Chance of identifying poor surgeons from mortality data is low, say analystsBMJ 2013; 347 doi: http://dx.doi.org/10.1136/bmj.f4377 (Published 05 July 2013) Cite this as: BMJ 2013;347:f4377
Publishing patient death rates for individual surgeons will not identify all poor performers and may create a sense of false reassurance, warns a team from the London School of Hygiene and Tropical Medicine in the Lancet.1
In many specialties surgeons do not do enough operations, and nor is death a common enough outcome, for the data to have the statistical power from which to draw safe conclusions, say Jenny Neuberger and colleagues. Individual surgeons’ mortality rates have already begun appearing, and more will follow in the next few months. The NHS’s medical director, Bruce Keogh, has hailed the release of the data as “a major breakthrough in NHS transparency.”
But the London team said that the chances that the data would identify a poorly performing surgeon were low. For hip fracture surgery, for example, surgeons would need to conduct 75 operations a year for there to be a 70% chance of detecting that their death rates were double the national average. The median number of hip fracture operations is much lower: 31 a year. For bowel cancer resection, the figures are even worse: it would take 132 operations a year to provide a 70% chance of detecting a doubled death rate, but the median number is only nine.
Keogh pioneered the publication of death rates in heart surgery, where the numbers are larger. Applying the same measure to other types of surgery gives only a low chance of identifying poor performers and could be falsely interpreted as evidence of acceptable performance, say the London researchers.
Neuberger said, “The reporting of results for individual surgeons should be based on outcomes that are fairly frequent, and fortunately, from the point of view of patients, mortality is not one of them. For specialties in which most surgeons do not perform sufficient numbers of operations to reliably assess their outcomes, reporting should be at the level of the surgical team or hospital and not the surgeon.”
Other possible ways around the problem include using outcomes that are more common than death and collecting data over a longer period, the team adds. But data collected over five years, for example, would mean that any message would not be timely enough to be valuable to patients.

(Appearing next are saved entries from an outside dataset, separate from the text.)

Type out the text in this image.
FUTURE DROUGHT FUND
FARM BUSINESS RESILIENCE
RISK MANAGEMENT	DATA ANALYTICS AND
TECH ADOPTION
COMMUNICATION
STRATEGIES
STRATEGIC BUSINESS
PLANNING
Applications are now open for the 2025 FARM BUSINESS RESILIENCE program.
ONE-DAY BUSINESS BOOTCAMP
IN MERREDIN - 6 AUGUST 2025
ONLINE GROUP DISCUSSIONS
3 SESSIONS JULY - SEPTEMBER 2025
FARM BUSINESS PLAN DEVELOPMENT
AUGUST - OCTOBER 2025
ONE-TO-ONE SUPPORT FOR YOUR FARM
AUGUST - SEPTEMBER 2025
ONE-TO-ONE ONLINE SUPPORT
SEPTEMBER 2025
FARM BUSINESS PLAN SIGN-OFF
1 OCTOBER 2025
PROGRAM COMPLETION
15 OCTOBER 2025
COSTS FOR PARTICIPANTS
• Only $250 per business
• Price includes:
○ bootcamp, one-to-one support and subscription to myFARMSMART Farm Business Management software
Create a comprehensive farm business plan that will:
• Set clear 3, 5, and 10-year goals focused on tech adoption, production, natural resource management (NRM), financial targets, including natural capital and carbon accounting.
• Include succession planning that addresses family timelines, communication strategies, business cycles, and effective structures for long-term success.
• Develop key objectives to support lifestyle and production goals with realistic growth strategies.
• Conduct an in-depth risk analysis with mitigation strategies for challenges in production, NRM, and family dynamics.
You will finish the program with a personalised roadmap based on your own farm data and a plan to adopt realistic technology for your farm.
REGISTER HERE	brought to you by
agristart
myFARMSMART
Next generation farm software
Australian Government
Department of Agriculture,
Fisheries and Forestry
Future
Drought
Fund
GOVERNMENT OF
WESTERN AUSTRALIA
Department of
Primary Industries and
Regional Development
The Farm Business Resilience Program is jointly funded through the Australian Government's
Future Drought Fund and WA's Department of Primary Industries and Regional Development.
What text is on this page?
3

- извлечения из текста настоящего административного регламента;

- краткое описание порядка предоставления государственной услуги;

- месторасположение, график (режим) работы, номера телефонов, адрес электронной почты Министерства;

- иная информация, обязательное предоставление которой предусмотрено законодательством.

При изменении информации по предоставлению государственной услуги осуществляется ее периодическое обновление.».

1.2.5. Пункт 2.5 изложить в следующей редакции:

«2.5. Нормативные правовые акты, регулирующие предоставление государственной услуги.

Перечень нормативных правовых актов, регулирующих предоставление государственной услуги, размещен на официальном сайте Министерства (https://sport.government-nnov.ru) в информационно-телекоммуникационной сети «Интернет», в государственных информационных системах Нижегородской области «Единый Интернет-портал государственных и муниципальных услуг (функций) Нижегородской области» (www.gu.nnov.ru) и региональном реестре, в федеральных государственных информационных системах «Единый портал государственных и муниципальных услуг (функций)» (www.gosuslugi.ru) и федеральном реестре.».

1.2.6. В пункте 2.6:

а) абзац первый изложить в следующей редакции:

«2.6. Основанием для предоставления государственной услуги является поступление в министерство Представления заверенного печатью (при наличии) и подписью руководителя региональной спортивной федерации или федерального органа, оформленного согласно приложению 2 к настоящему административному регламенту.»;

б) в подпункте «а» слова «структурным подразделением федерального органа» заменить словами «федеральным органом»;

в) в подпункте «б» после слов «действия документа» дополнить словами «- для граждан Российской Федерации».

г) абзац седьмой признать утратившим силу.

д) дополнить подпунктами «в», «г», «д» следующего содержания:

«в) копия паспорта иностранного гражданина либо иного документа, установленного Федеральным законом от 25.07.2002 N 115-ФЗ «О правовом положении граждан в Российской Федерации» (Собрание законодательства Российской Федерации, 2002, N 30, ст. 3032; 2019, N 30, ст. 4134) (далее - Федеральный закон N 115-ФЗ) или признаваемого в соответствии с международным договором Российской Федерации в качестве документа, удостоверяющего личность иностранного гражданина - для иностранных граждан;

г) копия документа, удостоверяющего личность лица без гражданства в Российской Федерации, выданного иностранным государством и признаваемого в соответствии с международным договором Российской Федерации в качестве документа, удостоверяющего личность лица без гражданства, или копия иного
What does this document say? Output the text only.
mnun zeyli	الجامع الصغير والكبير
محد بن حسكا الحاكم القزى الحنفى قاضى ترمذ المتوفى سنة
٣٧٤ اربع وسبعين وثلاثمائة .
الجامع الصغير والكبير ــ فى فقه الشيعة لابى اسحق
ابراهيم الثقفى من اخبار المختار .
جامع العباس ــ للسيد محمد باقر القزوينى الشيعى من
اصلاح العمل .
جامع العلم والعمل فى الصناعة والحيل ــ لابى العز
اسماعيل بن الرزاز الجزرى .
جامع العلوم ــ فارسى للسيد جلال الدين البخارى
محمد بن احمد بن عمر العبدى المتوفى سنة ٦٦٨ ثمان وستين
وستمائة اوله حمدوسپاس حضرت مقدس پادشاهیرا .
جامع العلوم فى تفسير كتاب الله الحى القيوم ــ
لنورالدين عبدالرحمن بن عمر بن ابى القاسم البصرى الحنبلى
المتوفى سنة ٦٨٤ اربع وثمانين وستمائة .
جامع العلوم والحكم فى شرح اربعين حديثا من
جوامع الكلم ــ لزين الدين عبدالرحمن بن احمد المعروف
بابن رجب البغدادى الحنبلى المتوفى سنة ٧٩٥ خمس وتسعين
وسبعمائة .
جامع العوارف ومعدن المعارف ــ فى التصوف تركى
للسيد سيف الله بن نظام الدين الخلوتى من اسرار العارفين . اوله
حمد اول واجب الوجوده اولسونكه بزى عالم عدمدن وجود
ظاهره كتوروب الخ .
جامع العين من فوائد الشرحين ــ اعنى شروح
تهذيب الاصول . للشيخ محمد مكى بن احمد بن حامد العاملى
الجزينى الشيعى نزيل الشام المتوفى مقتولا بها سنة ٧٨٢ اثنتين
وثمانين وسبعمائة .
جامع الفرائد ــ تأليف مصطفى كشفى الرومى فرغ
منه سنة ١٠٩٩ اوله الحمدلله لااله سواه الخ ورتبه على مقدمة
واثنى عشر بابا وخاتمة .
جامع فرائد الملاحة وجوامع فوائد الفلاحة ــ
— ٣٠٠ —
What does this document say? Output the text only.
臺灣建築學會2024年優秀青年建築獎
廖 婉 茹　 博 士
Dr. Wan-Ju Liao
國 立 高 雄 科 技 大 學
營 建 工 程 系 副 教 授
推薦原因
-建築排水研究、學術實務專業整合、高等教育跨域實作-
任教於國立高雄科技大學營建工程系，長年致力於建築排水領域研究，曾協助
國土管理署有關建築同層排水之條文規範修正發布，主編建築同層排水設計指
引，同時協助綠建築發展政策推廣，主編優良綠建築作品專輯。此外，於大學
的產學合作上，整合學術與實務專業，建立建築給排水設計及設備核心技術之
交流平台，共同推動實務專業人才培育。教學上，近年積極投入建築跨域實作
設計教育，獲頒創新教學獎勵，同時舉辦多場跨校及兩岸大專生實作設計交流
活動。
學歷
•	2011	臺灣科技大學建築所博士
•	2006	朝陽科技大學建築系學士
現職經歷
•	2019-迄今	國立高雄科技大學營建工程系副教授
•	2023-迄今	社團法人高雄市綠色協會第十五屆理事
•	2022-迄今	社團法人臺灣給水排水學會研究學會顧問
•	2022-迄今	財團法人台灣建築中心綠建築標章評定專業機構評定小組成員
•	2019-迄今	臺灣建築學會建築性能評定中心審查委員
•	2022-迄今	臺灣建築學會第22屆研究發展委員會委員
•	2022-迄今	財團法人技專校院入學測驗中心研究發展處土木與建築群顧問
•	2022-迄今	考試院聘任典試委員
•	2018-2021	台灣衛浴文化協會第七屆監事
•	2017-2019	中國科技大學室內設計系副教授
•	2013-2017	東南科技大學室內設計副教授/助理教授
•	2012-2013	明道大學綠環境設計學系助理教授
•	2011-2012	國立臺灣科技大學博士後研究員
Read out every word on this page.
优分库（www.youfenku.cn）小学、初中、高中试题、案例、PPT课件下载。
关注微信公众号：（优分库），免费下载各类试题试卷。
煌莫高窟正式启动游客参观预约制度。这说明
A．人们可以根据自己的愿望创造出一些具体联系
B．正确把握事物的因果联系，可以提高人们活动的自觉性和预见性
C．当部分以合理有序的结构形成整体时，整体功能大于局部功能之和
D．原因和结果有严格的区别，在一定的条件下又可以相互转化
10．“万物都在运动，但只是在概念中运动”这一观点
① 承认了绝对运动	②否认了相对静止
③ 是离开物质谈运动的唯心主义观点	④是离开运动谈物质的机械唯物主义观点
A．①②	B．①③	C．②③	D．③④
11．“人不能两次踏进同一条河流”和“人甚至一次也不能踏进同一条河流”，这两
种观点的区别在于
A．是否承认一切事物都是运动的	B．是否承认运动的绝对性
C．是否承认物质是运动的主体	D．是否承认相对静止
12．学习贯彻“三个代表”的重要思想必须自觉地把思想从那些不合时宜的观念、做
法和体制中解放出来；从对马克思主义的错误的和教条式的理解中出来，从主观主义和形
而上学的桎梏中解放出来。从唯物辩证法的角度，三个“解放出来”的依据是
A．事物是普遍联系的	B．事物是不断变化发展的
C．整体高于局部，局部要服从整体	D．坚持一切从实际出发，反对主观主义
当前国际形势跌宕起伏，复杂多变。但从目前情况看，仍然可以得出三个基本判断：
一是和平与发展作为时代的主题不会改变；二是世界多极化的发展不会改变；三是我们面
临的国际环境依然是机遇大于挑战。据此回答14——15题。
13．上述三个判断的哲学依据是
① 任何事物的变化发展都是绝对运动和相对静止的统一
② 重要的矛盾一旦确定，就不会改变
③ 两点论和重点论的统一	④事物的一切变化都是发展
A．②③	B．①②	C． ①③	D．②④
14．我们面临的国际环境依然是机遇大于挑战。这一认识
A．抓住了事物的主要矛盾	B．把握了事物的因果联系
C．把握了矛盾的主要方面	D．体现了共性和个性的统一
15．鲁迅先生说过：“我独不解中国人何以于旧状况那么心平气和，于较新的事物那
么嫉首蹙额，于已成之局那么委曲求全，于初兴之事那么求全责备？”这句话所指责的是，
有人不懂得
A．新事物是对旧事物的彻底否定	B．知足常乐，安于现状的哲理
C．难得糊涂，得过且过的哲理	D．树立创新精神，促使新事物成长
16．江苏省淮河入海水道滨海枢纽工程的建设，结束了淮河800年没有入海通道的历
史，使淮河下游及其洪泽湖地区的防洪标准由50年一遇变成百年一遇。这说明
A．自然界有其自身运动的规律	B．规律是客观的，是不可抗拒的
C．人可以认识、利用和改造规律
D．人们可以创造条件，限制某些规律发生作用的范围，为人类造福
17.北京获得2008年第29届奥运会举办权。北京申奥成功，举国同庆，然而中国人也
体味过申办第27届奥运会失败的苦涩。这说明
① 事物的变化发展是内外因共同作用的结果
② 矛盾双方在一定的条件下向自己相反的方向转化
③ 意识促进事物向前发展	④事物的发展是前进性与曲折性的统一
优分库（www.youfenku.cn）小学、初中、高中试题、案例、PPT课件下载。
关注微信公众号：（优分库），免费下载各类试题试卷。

Data published by the NHS in England on 1 July included almost 1600 orthopaedic surgeons who have conducted more than a million hip and knee operations since 2003, with an average mortality rate of 0.5%. None were classified as having unusually high death rates. The same applied to more than 600 cardiologists who carried out 90 000 angioplasties in 2012, where numbers of deaths, strokes, and heart attacks all fell within the normal range for all practitioners.
The Vascular Society has published mortality data for operations to repair abdominal aortic aneurisms, where there is a wider range of outcomes—some surgeons showing death rates 14 times the national average. But the society said that when the age of the patient and the severity of the condition were taken into account, the differences were not statistically significant and were no more than might be expected from chance.2
Most of the high mortality rates were among surgeons who did relatively few operations. One had a death rate of 14.3%, which seemed high, but the surgeon had done the operation only seven times, with a single death.
Some surgeons—fewer than 30, the Royal College of Surgeons said—have refused to have their mortality data published. Six vascular surgeons who refused were named by NHS England, which said that none had mortality rates outside the accepted range. One of them, Peter McCollum, told Radio 4’s World at One: “The data is fairly meaningless. There are other ways of picking up bad surgeons. The problem is that if you want information this data must be interpreted by an expert, and that is not what has happened on this occasion.
“The best way forward is for vascular surgery, which is a high risk area of surgery, to be done at major units and for there to be peer pressure, as there is at my own unit at Hull. We would prefer our results to be analysed at unit level, with a much larger number of cases albeit spread over a number of surgeons.”
Keogh said, “The authors have misunderstood the purpose of public disclosure of information. It is not a statistical exercise to identify poor performers. Rather it is an exercise to provide information on activity and outcomes, to focus minds on improving results and to assure the public that the NHS offers high quality surgery. But it does raise the question as to whether it is better to have your complex operation performed by a surgeon doing a lot of that operation or only a few.”
Ben Bridgewater, the Healthcare Quality Improvement Partnership’s director of outcomes publication, said, “A debate around the initiative to publish individual clinician outcomes should be welcomed, but it’s crucial to raise issues about this study.
“The analysis shows very small numbers: in bowel resection surgery a median of just nine annually on average per surgeon. This is worthy of consideration in its own right as we know there is an association between volume and outcomes for this type of surgery, and this is the point of transparency.
“Furthermore, it is standard practice in scientific study, when volumes are low, to select outcomes with measures with a high enough incidence to be useful, and it would be interesting to reflect on which composite endpoints are appropriate for individual surgeons reporting for different specialties, rather than dismiss the concept. Patients expect someone to be in charge of their overall care, and for bowel resection that should be a surgeon, and everyone should know who that surgeon is.”